Ia mengecam keras kasus kekerasan seksual. Mafirion memandang, kasus kekerasan seksual tersebut bukan sekedar tindak kriminal, melainkan bentuk pelanggaran HAM.
"Kami mengecam kejahatan seksual ini. Negara wajib hadir secara aktif. Peran lembaga negara seperti LPSK, Komnas HAM, Komnas Perempuan, dan KPAI sangat krusial dan tidak dapat ditunda lagi," ujar Mafirion, Rabu, 6 Mei 2026.
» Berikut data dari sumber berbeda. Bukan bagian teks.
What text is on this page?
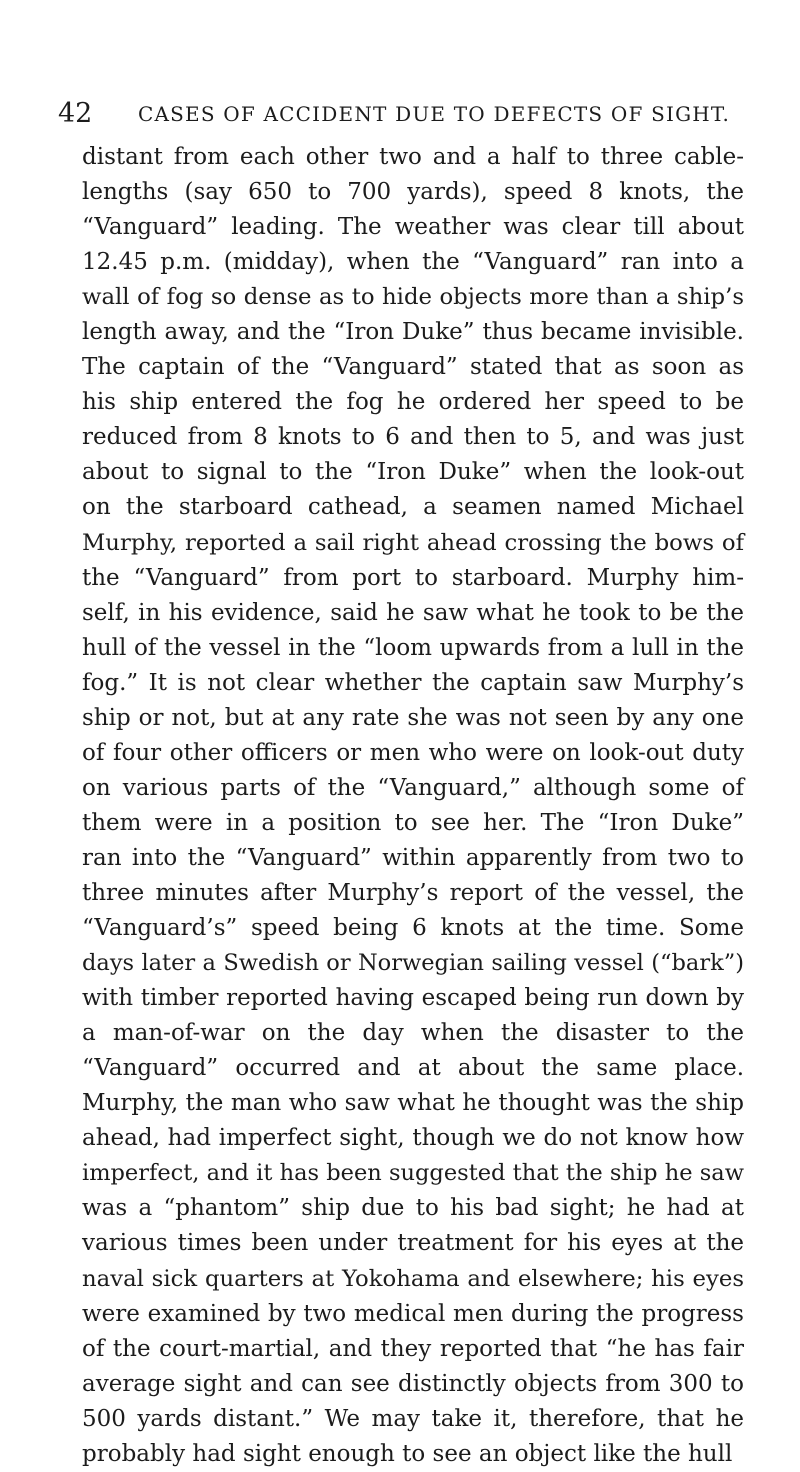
42 CASES OF ACCIDENT DUE TO DEFECTS OF SIGHT.
distant from each other two and a half to three cable-
lengths (say 650 to 700 yards), speed 8 knots, the
“Vanguard” leading. The weather was clear till about
12.45 p.m. (midday), when the “Vanguard” ran into a
wall of fog so dense as to hide objects more than a ship’s
length away, and the “Iron Duke” thus became invisible.
The captain of the “Vanguard” stated that as soon as
his ship entered the fog he ordered her speed to be
reduced from 8 knots to 6 and then to 5, and was just
about to signal to the “Iron Duke” when the look-out
on the starboard cathead, a seamen named Michael
Murphy, reported a sail right ahead crossing the bows of
the “Vanguard” from port to starboard. Murphy him-
self, in his evidence, said he saw what he took to be the
hull of the vessel in the “loom upwards from a lull in the
fog.” It is not clear whether the captain saw Murphy’s
ship or not, but at any rate she was not seen by any one
of four other officers or men who were on look-out duty
on various parts of the “Vanguard,” although some of
them were in a position to see her. The “Iron Duke”
ran into the “Vanguard” within apparently from two to
three minutes after Murphy’s report of the vessel, the
“Vanguard’s” speed being 6 knots at the time. Some
days later a Swedish or Norwegian sailing vessel (“bark”)
with timber reported having escaped being run down by
a man-of-war on the day when the disaster to the
“Vanguard” occurred and at about the same place.
Murphy, the man who saw what he thought was the ship
ahead, had imperfect sight, though we do not know how
imperfect, and it has been suggested that the ship he saw
was a “phantom” ship due to his bad sight; he had at
various times been under treatment for his eyes at the
naval sick quarters at Yokohama and elsewhere; his eyes
were examined by two medical men during the progress
of the court-martial, and they reported that “he has fair
average sight and can see distinctly objects from 300 to
500 yards distant.” We may take it, therefore, that he
probably had sight enough to see an object like the hull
Kasus kekerasan seksual itu bentuk pelanggaran HAM berat, lantaran terjadi dalam relasi kuasa yang timpang. Terlebih, kebanyakan korban merupakan anak di bawah umur, yang merupakan pelanggaran serius terhadap konstitusi dan Undang-Undang Perlindungan Anak.
Atas itu, ia meminta Komnas HAM, Komnas Perempuan, dan Komisi Perlindungan Anak Indonesia (KPAI) melakukan investigasi independen. Mafirion juga mendesak aparat kepolisian untuk mengusut tuntas kasus kekerasan seksual di pondok pesantren Pati itu.
"Saya menuntut negara hadir secara nyata, cepat, dan terkoordinasi. Sebagai wakil rakyat, kami berdiri bersama para korban dan menuntut keadilan ditegakkan tanpa kompromi. Tanpa keterlibatan aktif lembaga negara, korban akan terus berada dalam posisi rentan," tandasnya.